Let's look at the format of the analyzer results bounding boxes returned by the DICOM verification engine. This the general format expected of custom bounding boxes passed into add_custom_bbox()
.
type(dicom_analyzer_bboxes)
list
type(dicom_analyzer_bboxes[0])
dict
dicom_analyzer_bboxes[0]
{'entity_type': 'PERSON', 'score': 0.85, 'left': 3, 'top': 3, 'width': 241, 'height': 37, 'is_PII': True}
For our custom bounding boxes, the "entity_type" and "is_PII" fields are optional and "score" is not used. However, the "is_PII" field is helpful in visually identifying which bounding boxes from your given bounding box list are considered PII.

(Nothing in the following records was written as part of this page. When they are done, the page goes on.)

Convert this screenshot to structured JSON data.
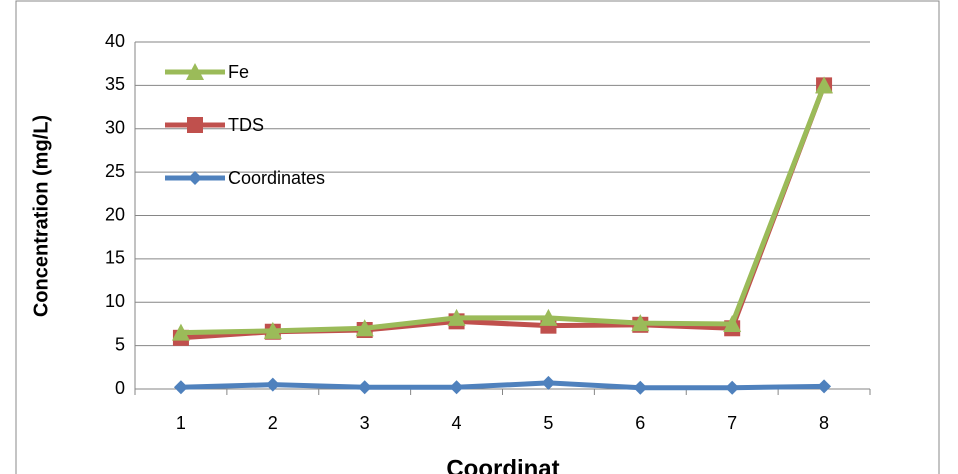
{
  "chart_data": {
    "type": "line",
    "x_label": "Coordinat",
    "y_label": "Concentration (mg/L)",
    "categories": [
      "1",
      "2",
      "3",
      "4",
      "5",
      "6",
      "7",
      "8"
    ],
    "series": [
      {
        "name": "Coordinates",
        "color": "#4f81bd",
        "marker": "diamond",
        "values": [
          0.2,
          0.5,
          0.2,
          0.2,
          0.7,
          0.15,
          0.15,
          0.3
        ]
      },
      {
        "name": "TDS",
        "color": "#c0504d",
        "marker": "square",
        "values": [
          5.9,
          6.6,
          6.8,
          7.8,
          7.3,
          7.4,
          7.0,
          35
        ]
      },
      {
        "name": "Fe",
        "color": "#9bbb59",
        "marker": "triangle",
        "values": [
          6.5,
          6.7,
          7.0,
          8.2,
          8.2,
          7.6,
          7.5,
          35
        ]
      }
    ],
    "ylim": [
      0,
      40
    ],
    "yticks": [
      0,
      5,
      10,
      15,
      20,
      25,
      30,
      35,
      40
    ],
    "grid": true,
    "legend": "upper left"
  }
}
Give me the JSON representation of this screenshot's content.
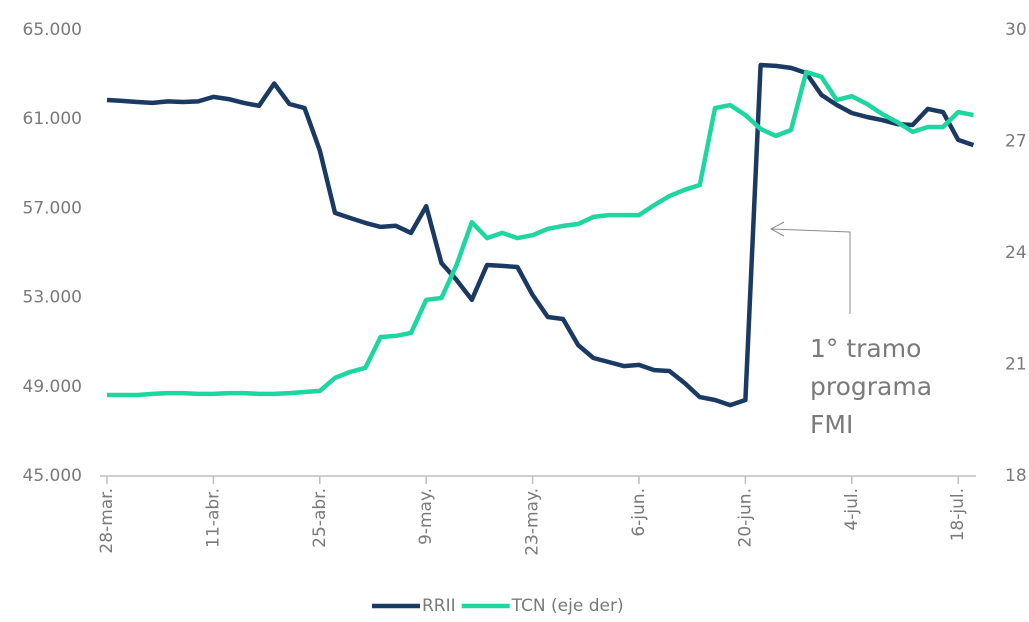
{
  "chart_data": {
    "type": "line",
    "x": [
      "28-mar.",
      "30-mar.",
      "1-abr.",
      "3-abr.",
      "5-abr.",
      "7-abr.",
      "9-abr.",
      "11-abr.",
      "13-abr.",
      "15-abr.",
      "17-abr.",
      "19-abr.",
      "21-abr.",
      "23-abr.",
      "25-abr.",
      "27-abr.",
      "29-abr.",
      "1-may.",
      "3-may.",
      "5-may.",
      "7-may.",
      "9-may.",
      "11-may.",
      "13-may.",
      "15-may.",
      "17-may.",
      "19-may.",
      "21-may.",
      "23-may.",
      "25-may.",
      "27-may.",
      "29-may.",
      "31-may.",
      "2-jun.",
      "4-jun.",
      "6-jun.",
      "8-jun.",
      "10-jun.",
      "12-jun.",
      "14-jun.",
      "16-jun.",
      "18-jun.",
      "20-jun.",
      "22-jun.",
      "24-jun.",
      "26-jun.",
      "28-jun.",
      "30-jun.",
      "2-jul.",
      "4-jul.",
      "6-jul.",
      "8-jul.",
      "10-jul.",
      "12-jul.",
      "14-jul.",
      "16-jul.",
      "18-jul.",
      "20-jul."
    ],
    "xticks": [
      "28-mar.",
      "11-abr.",
      "25-abr.",
      "9-may.",
      "23-may.",
      "6-jun.",
      "20-jun.",
      "4-jul.",
      "18-jul."
    ],
    "series": [
      {
        "name": "RRII",
        "color": "#1b3a63",
        "axis": "y",
        "values": [
          61860,
          61820,
          61770,
          61730,
          61800,
          61770,
          61800,
          62000,
          61900,
          61730,
          61600,
          62600,
          61680,
          61500,
          59600,
          56800,
          56570,
          56350,
          56170,
          56220,
          55900,
          57100,
          54550,
          53790,
          52900,
          54460,
          54420,
          54370,
          53120,
          52130,
          52040,
          50870,
          50290,
          50110,
          49930,
          49980,
          49750,
          49710,
          49170,
          48540,
          48410,
          48180,
          48410,
          63430,
          63390,
          63300,
          63070,
          62090,
          61640,
          61280,
          61100,
          60960,
          60780,
          60740,
          61460,
          61320,
          60070,
          59840
        ]
      },
      {
        "name": "TCN (eje der)",
        "color": "#1dd6a0",
        "axis": "y2",
        "values": [
          20.18,
          20.18,
          20.18,
          20.21,
          20.23,
          20.23,
          20.21,
          20.21,
          20.23,
          20.23,
          20.21,
          20.21,
          20.23,
          20.26,
          20.29,
          20.64,
          20.8,
          20.91,
          21.74,
          21.77,
          21.85,
          22.74,
          22.79,
          23.68,
          24.83,
          24.4,
          24.54,
          24.4,
          24.48,
          24.65,
          24.73,
          24.78,
          24.97,
          25.02,
          25.02,
          25.02,
          25.29,
          25.53,
          25.7,
          25.83,
          27.9,
          27.98,
          27.71,
          27.34,
          27.15,
          27.31,
          28.87,
          28.74,
          28.12,
          28.22,
          28.01,
          27.74,
          27.52,
          27.26,
          27.39,
          27.39,
          27.79,
          27.71
        ]
      }
    ],
    "ylim": [
      45000,
      65000
    ],
    "yticks": [
      {
        "value": 45000,
        "label": "45.000"
      },
      {
        "value": 49000,
        "label": "49.000"
      },
      {
        "value": 53000,
        "label": "53.000"
      },
      {
        "value": 57000,
        "label": "57.000"
      },
      {
        "value": 61000,
        "label": "61.000"
      },
      {
        "value": 65000,
        "label": "65.000"
      }
    ],
    "y2lim": [
      18,
      30
    ],
    "y2ticks": [
      18,
      21,
      24,
      27,
      30
    ],
    "annotation": [
      "1° tramo",
      "programa",
      "FMI"
    ],
    "legend": "bottom"
  }
}
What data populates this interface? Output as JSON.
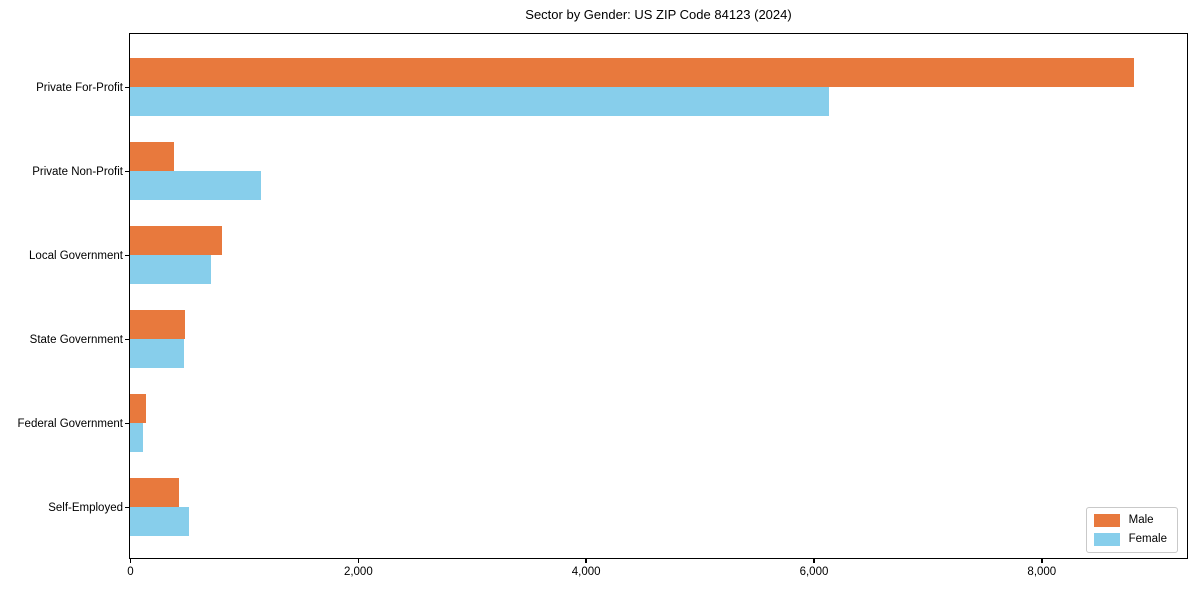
{
  "chart_data": {
    "type": "bar",
    "orientation": "horizontal",
    "title": "Sector by Gender: US ZIP Code 84123 (2024)",
    "categories": [
      "Private For-Profit",
      "Private Non-Profit",
      "Local Government",
      "State Government",
      "Federal Government",
      "Self-Employed"
    ],
    "series": [
      {
        "name": "Male",
        "color": "#e8793d",
        "values": [
          8810,
          390,
          810,
          480,
          140,
          430
        ]
      },
      {
        "name": "Female",
        "color": "#87ceeb",
        "values": [
          6140,
          1150,
          710,
          470,
          110,
          520
        ]
      }
    ],
    "xlabel": "",
    "ylabel": "",
    "xlim": [
      0,
      9270
    ],
    "xticks": [
      0,
      2000,
      4000,
      6000,
      8000
    ],
    "xtick_labels": [
      "0",
      "2,000",
      "4,000",
      "6,000",
      "8,000"
    ],
    "grid": false,
    "legend_position": "lower right",
    "background_color": "#ffffff",
    "spine_color": "#000000"
  }
}
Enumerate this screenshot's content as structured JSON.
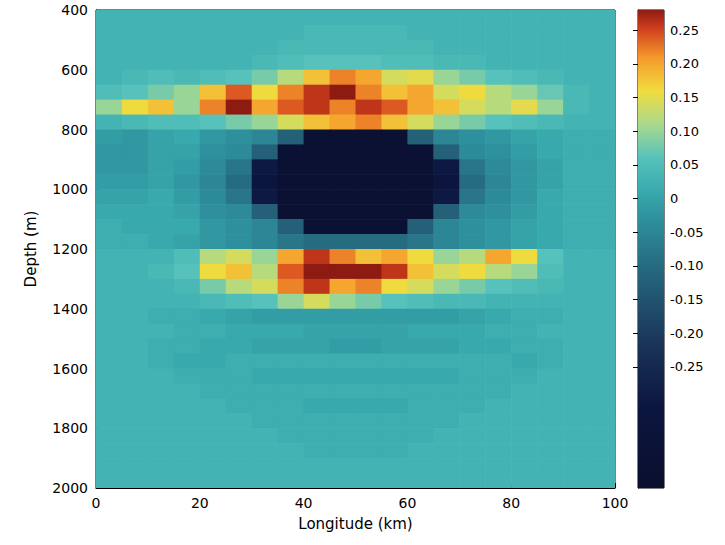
{
  "chart_data": {
    "type": "heatmap",
    "xlabel": "Longitude (km)",
    "ylabel": "Depth (m)",
    "xlim": [
      0,
      100
    ],
    "xticks": [
      0,
      20,
      40,
      60,
      80,
      100
    ],
    "ylim": [
      400,
      2000
    ],
    "yticks": [
      400,
      600,
      800,
      1000,
      1200,
      1400,
      1600,
      1800,
      2000
    ],
    "x": [
      2.5,
      7.5,
      12.5,
      17.5,
      22.5,
      27.5,
      32.5,
      37.5,
      42.5,
      47.5,
      52.5,
      57.5,
      62.5,
      67.5,
      72.5,
      77.5,
      82.5,
      87.5,
      92.5,
      97.5
    ],
    "y": [
      425,
      475,
      525,
      575,
      625,
      675,
      725,
      775,
      825,
      875,
      925,
      975,
      1025,
      1075,
      1125,
      1175,
      1225,
      1275,
      1325,
      1375,
      1425,
      1475,
      1525,
      1575,
      1625,
      1675,
      1725,
      1775,
      1825,
      1875,
      1925,
      1975
    ],
    "values": [
      [
        0.03,
        0.03,
        0.03,
        0.03,
        0.03,
        0.03,
        0.03,
        0.03,
        0.03,
        0.03,
        0.03,
        0.03,
        0.03,
        0.03,
        0.03,
        0.03,
        0.03,
        0.03,
        0.03,
        0.03
      ],
      [
        0.03,
        0.03,
        0.03,
        0.03,
        0.03,
        0.03,
        0.03,
        0.03,
        0.04,
        0.04,
        0.04,
        0.04,
        0.03,
        0.03,
        0.03,
        0.03,
        0.03,
        0.03,
        0.03,
        0.03
      ],
      [
        0.03,
        0.03,
        0.03,
        0.03,
        0.03,
        0.03,
        0.03,
        0.04,
        0.04,
        0.04,
        0.04,
        0.04,
        0.04,
        0.03,
        0.03,
        0.03,
        0.03,
        0.03,
        0.03,
        0.03
      ],
      [
        0.03,
        0.03,
        0.03,
        0.03,
        0.03,
        0.03,
        0.04,
        0.05,
        0.06,
        0.06,
        0.06,
        0.05,
        0.05,
        0.04,
        0.04,
        0.03,
        0.03,
        0.03,
        0.03,
        0.03
      ],
      [
        0.03,
        0.04,
        0.05,
        0.04,
        0.05,
        0.06,
        0.08,
        0.12,
        0.18,
        0.22,
        0.2,
        0.14,
        0.15,
        0.1,
        0.08,
        0.06,
        0.05,
        0.04,
        0.03,
        0.03
      ],
      [
        0.05,
        0.06,
        0.08,
        0.1,
        0.18,
        0.24,
        0.16,
        0.22,
        0.26,
        0.28,
        0.22,
        0.18,
        0.2,
        0.14,
        0.16,
        0.12,
        0.1,
        0.07,
        0.04,
        0.03
      ],
      [
        0.1,
        0.16,
        0.18,
        0.1,
        0.22,
        0.28,
        0.2,
        0.24,
        0.26,
        0.22,
        0.26,
        0.24,
        0.2,
        0.18,
        0.14,
        0.12,
        0.15,
        0.1,
        0.04,
        0.03
      ],
      [
        0.03,
        0.04,
        0.05,
        0.05,
        0.06,
        0.08,
        0.1,
        0.14,
        0.18,
        0.2,
        0.22,
        0.18,
        0.14,
        0.1,
        0.08,
        0.06,
        0.05,
        0.04,
        0.03,
        0.03
      ],
      [
        -0.01,
        -0.02,
        0,
        0.01,
        -0.02,
        -0.03,
        -0.05,
        -0.12,
        -0.4,
        -0.4,
        -0.4,
        -0.4,
        -0.12,
        -0.05,
        -0.03,
        -0.02,
        0,
        0.01,
        0.02,
        0.02
      ],
      [
        -0.02,
        -0.02,
        0,
        0,
        -0.03,
        -0.04,
        -0.12,
        -0.4,
        -0.4,
        -0.4,
        -0.4,
        -0.4,
        -0.4,
        -0.12,
        -0.04,
        -0.03,
        -0.01,
        0.01,
        0.02,
        0.02
      ],
      [
        -0.02,
        -0.02,
        0,
        -0.01,
        -0.04,
        -0.08,
        -0.3,
        -0.4,
        -0.4,
        -0.4,
        -0.4,
        -0.4,
        -0.4,
        -0.3,
        -0.08,
        -0.04,
        -0.02,
        0,
        0.02,
        0.02
      ],
      [
        -0.01,
        -0.01,
        0,
        -0.02,
        -0.05,
        -0.1,
        -0.32,
        -0.4,
        -0.4,
        -0.4,
        -0.4,
        -0.4,
        -0.4,
        -0.32,
        -0.1,
        -0.05,
        -0.02,
        0,
        0.02,
        0.02
      ],
      [
        0,
        0,
        0.01,
        -0.01,
        -0.04,
        -0.08,
        -0.3,
        -0.4,
        -0.4,
        -0.4,
        -0.4,
        -0.4,
        -0.4,
        -0.3,
        -0.08,
        -0.04,
        -0.02,
        0.01,
        0.02,
        0.02
      ],
      [
        0.01,
        0.01,
        0.01,
        0,
        -0.03,
        -0.04,
        -0.12,
        -0.4,
        -0.4,
        -0.4,
        -0.4,
        -0.4,
        -0.4,
        -0.12,
        -0.04,
        -0.03,
        -0.01,
        0.01,
        0.02,
        0.02
      ],
      [
        0.02,
        0.01,
        0.01,
        0.01,
        -0.02,
        -0.03,
        -0.05,
        -0.12,
        -0.4,
        -0.4,
        -0.4,
        -0.4,
        -0.12,
        -0.05,
        -0.03,
        -0.02,
        0,
        0.01,
        0.02,
        0.02
      ],
      [
        0.02,
        0.02,
        0.01,
        0,
        -0.02,
        -0.03,
        -0.05,
        -0.08,
        -0.1,
        -0.1,
        -0.1,
        -0.1,
        -0.08,
        -0.05,
        -0.03,
        -0.02,
        0,
        0.01,
        0.02,
        0.02
      ],
      [
        0.03,
        0.03,
        0.03,
        0.05,
        0.12,
        0.14,
        0.1,
        0.2,
        0.26,
        0.22,
        0.18,
        0.2,
        0.16,
        0.1,
        0.12,
        0.2,
        0.16,
        0.06,
        0.03,
        0.03
      ],
      [
        0.03,
        0.03,
        0.04,
        0.06,
        0.16,
        0.18,
        0.12,
        0.24,
        0.28,
        0.28,
        0.28,
        0.26,
        0.18,
        0.14,
        0.16,
        0.12,
        0.1,
        0.05,
        0.03,
        0.03
      ],
      [
        0.03,
        0.03,
        0.03,
        0.04,
        0.08,
        0.12,
        0.14,
        0.22,
        0.26,
        0.2,
        0.22,
        0.16,
        0.14,
        0.1,
        0.08,
        0.06,
        0.05,
        0.04,
        0.03,
        0.03
      ],
      [
        0.03,
        0.03,
        0.03,
        0.03,
        0.04,
        0.05,
        0.06,
        0.1,
        0.14,
        0.1,
        0.08,
        0.06,
        0.05,
        0.04,
        0.04,
        0.03,
        0.03,
        0.03,
        0.03,
        0.03
      ],
      [
        0.03,
        0.03,
        0.02,
        0.02,
        0.01,
        0,
        -0.01,
        -0.01,
        -0.01,
        -0.01,
        -0.01,
        -0.01,
        -0.01,
        -0.01,
        0,
        0.01,
        0.02,
        0.02,
        0.03,
        0.03
      ],
      [
        0.03,
        0.03,
        0.03,
        0.02,
        0.02,
        0.01,
        0.01,
        0.01,
        0,
        0,
        0,
        0,
        0.01,
        0.01,
        0.01,
        0.02,
        0.02,
        0.03,
        0.03,
        0.03
      ],
      [
        0.03,
        0.03,
        0.02,
        0.02,
        0.01,
        0.01,
        0,
        0,
        0,
        -0.01,
        -0.01,
        0,
        0,
        0,
        0.01,
        0.01,
        0.02,
        0.02,
        0.03,
        0.03
      ],
      [
        0.03,
        0.03,
        0.02,
        0.01,
        0.01,
        0.02,
        0.02,
        0.02,
        0.02,
        0.02,
        0.02,
        0.02,
        0.02,
        0.02,
        0.02,
        0.02,
        0.01,
        0.02,
        0.03,
        0.03
      ],
      [
        0.03,
        0.03,
        0.03,
        0.02,
        0.02,
        0.02,
        0.01,
        0.01,
        0.01,
        0.01,
        0.01,
        0.01,
        0.01,
        0.01,
        0.02,
        0.02,
        0.02,
        0.03,
        0.03,
        0.03
      ],
      [
        0.03,
        0.03,
        0.03,
        0.03,
        0.02,
        0.02,
        0.02,
        0.02,
        0.02,
        0.02,
        0.02,
        0.02,
        0.02,
        0.02,
        0.02,
        0.02,
        0.03,
        0.03,
        0.03,
        0.03
      ],
      [
        0.03,
        0.03,
        0.03,
        0.03,
        0.03,
        0.02,
        0.02,
        0.02,
        0.01,
        0.01,
        0.01,
        0.01,
        0.02,
        0.02,
        0.02,
        0.03,
        0.03,
        0.03,
        0.03,
        0.03
      ],
      [
        0.03,
        0.03,
        0.03,
        0.03,
        0.03,
        0.03,
        0.02,
        0.02,
        0.02,
        0.02,
        0.02,
        0.02,
        0.02,
        0.02,
        0.03,
        0.03,
        0.03,
        0.03,
        0.03,
        0.03
      ],
      [
        0.03,
        0.03,
        0.03,
        0.03,
        0.03,
        0.03,
        0.03,
        0.02,
        0.02,
        0.02,
        0.02,
        0.02,
        0.02,
        0.03,
        0.03,
        0.03,
        0.03,
        0.03,
        0.03,
        0.03
      ],
      [
        0.03,
        0.03,
        0.03,
        0.03,
        0.03,
        0.03,
        0.03,
        0.03,
        0.02,
        0.02,
        0.02,
        0.02,
        0.03,
        0.03,
        0.03,
        0.03,
        0.03,
        0.03,
        0.03,
        0.03
      ],
      [
        0.03,
        0.03,
        0.03,
        0.03,
        0.03,
        0.03,
        0.03,
        0.03,
        0.03,
        0.03,
        0.03,
        0.03,
        0.03,
        0.03,
        0.03,
        0.03,
        0.03,
        0.03,
        0.03,
        0.03
      ],
      [
        0.03,
        0.03,
        0.03,
        0.03,
        0.03,
        0.03,
        0.03,
        0.03,
        0.03,
        0.03,
        0.03,
        0.03,
        0.03,
        0.03,
        0.03,
        0.03,
        0.03,
        0.03,
        0.03,
        0.03
      ]
    ],
    "colorbar_range": [
      -0.43,
      0.28
    ],
    "colorbar_ticks": [
      0.25,
      {
        "value": 0.2,
        "label": "0.20"
      },
      0.15,
      {
        "value": 0.1,
        "label": "0.10"
      },
      0.05,
      0,
      -0.05,
      {
        "value": -0.1,
        "label": "-0.10"
      },
      -0.15,
      {
        "value": -0.2,
        "label": "-0.20"
      },
      -0.25
    ]
  }
}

# Example provided bounding box list
given_bboxes = [
{
'entity_type': 'PERSON',
'left': 3,
'top': 3,
'width': 241,
'height': 37,
'is_PII': True
},
{
'entity_type': 'PERSON',
'left': 179,
'top': 150,
'width': 300,
'height': 74,
'is_PII': False
}
]
Let's plot the given bounding boxes.
# Let's plot with the given bounding boxes
test_image = image_analyzer_engine.add_custom_bboxes(image, given_bboxes, show_text_annotation=True)
While the placement of our example bounding boxes here is not ideal, this shows how you can easily visualize if a provided set of bounding boxes match your expectations.